The predicted changes in water balance components from the KRB would have implications for hydroelectricity, industry, downstream irrigation and crop patterns, as well as society in general. Therefore, a better understanding of the climate and LULC change impact on water resources is critical for decision-making in water-dependent sectors. In this regard, scenario-based predictions can be utilized to bridge the knowledge gap for near- and longer-term changes in the hydrology of the KRB. Accurate prediction is still difficult due to the complex topography, climate system and poor capture of this complexity in GCMs over this region. Furthermore, many activities such as construction sites, reservoirs, dams and water abstraction schemes are not accounted for in model building. Despite this, policymakers and stakeholders benefit from the projected potential upcoming changes in streamflow for better water resource management in the KRB. These predicted changes to patterns of water balance components will help in planning to mitigate and improve management of water resources for sustainable water supply under climate and LULC change scenarios to address the current water crisis in the region.
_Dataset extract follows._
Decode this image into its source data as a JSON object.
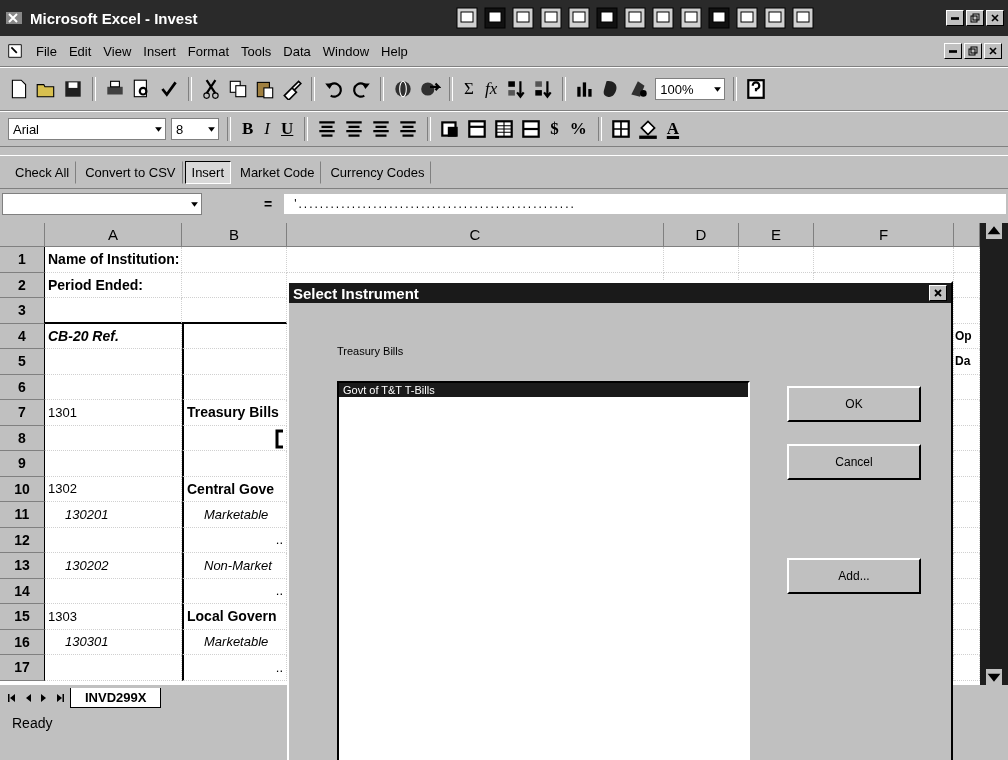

It is suggested that there should be further investigations into the use of the SWAT model to simulate LULC change impact on hydrology at fine spatial scales. This would aid in understanding the impact of detailed LULC categories on streamflow at watershed scales. The calibrated and validated SWAT model can be used to support adaptive water management and to assess and predict other watershed components, such as the impact of climate and LULC on water quality and sediment yield. The performance of the SWAT model can be enhanced by increasing calibration points in the KRB.
DATA AVAILABILITY STATEMENT
Data cannot be made publicly available; readers should contact the corresponding author for details.
CONFLICT OF INTEREST
The authors declare there is no conflict.